We had an insane week last week, complete with a weekend that was packed just as tightly with commitments and activities.  There was barely a moment to breathe, and so this morning I let the kids sleep in, woke feeling slightly guilty that on this Monday morning, school was not going to be in session for any reason other than we needed a break and some time to clean up the house and regroup.  If they were public school kids, I would have dutifully put them on the bus, they'd have had their proper lessons, and I would have stayed home and cleaned up the house and done the laundry.

Instead we all three got distracted watching Jamie Oliver's Food Revolution premier online.  Matty was completely fascinated, and all of a sudden decided he needed to go through our pantry and start reading labels.  He put out everything that needed to get tossed out onto the middle of the table.  Products containing high-fructose corn syrup, soy bean oil, hydrogenated oils, MSG, and things he was unable to pronounce were evicted from the pantry.  Thankfully there weren't a lot of items, but the important thing is that they were all his choice.  We also found very healthy things in the pantry and decided to make some soup.  I asked him if he wanted to learn and  he said yes.  So we pulled out lentils, an onion, chicken broth, etc, and I taught him to make lentil soup.  It was as if he finally understood the changes we've been trying to make and suddenly, he was a part of them. Molly too--in her little way--is understanding.

I suppose this is a two-pronged post.  The first prong is that I take issue with the state's requirements that I have to jump through some distorted hoop to prove that my kids have been properly educated about health.  Everything I know about eating well and living well I learned from my mother, who took great pains to teach us the best that she could, and now I am adding to that knowledge and teaching my children.  The second prong is that I still can't believe that I give in to the guilt associated with not sitting down with the textbooks and the chalkboard in a little mini school house to do "school" with my children.  UGH!  What they learned today will serve them a healthy dinner not just tonight but for the rest of their lives. 

Friday, March 19, 2010

Thanks for the Help, Lord

This week I've been in one of those March doldrums, nursing a case of serious spring fever, feeling overwhelmingly busy, and inadequate as a homeschool mom.  So I prayed.  I am beginning to understand that the affirmation that I need does not come from people or the kids or even my friends who are in it with me.  They can say nice things, but they are not the deep-penetrating voice of my Father who knows my deepest need.

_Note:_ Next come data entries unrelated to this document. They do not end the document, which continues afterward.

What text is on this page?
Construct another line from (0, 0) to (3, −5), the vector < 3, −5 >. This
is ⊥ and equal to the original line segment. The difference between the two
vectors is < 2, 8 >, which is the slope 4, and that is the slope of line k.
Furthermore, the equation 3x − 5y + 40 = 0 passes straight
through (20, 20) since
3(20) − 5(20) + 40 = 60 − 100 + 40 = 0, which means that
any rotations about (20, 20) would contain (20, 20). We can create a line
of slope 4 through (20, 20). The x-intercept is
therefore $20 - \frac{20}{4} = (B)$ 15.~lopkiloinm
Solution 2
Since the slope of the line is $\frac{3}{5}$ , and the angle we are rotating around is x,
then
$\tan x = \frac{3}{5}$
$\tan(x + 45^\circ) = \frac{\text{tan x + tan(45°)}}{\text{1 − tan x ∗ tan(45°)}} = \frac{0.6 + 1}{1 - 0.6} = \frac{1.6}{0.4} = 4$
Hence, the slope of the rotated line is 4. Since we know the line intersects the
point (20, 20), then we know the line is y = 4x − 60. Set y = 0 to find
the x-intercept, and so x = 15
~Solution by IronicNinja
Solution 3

But this week in the midst of feeling less than exemplary, I stumbled upon an old / new idea.  I've been bemoaning the fact that my kids love crafts and I really hate to do them, and deep down I know that it would serve them well to do something with their hands that they really like, and something in a forum that I visit reminded me of lapbooking.  I saw this at homeschool convention and completely wrinkled my nose at it--WAAAY over the top from what I could see displayed on the tables at convention (well, of course, it's convention).  That, combined with the fact that I'm a perfectionist and an all-or-nothing person caused me to turn away in dismay and think it could never be done.  However, online I've seen a lot of really simple examples and a lot of really kid-friendly projects that lots and lots of people have posted.

When I saw them, I thought, "I like paper crafts...I could actually do that with the kids!" and so this week I have planned that TODAY we will begin our first lapbook on ancient Greece, and Matty is excited.  So I will post pictures and results of our lapbooking extravaganza and if it goes well, perhaps use this as a fun tool to record some of the things we're learning.  It may sound strange, but I sincerely believe that whenever I ask, the Lord breathes a breath of inspiration into my humble journey here, and I am able to meet the needs of my children better.  When the needs of my children are met and they are at peace, then I am affirmed as a teacher and mother.  This can only come from the Lord.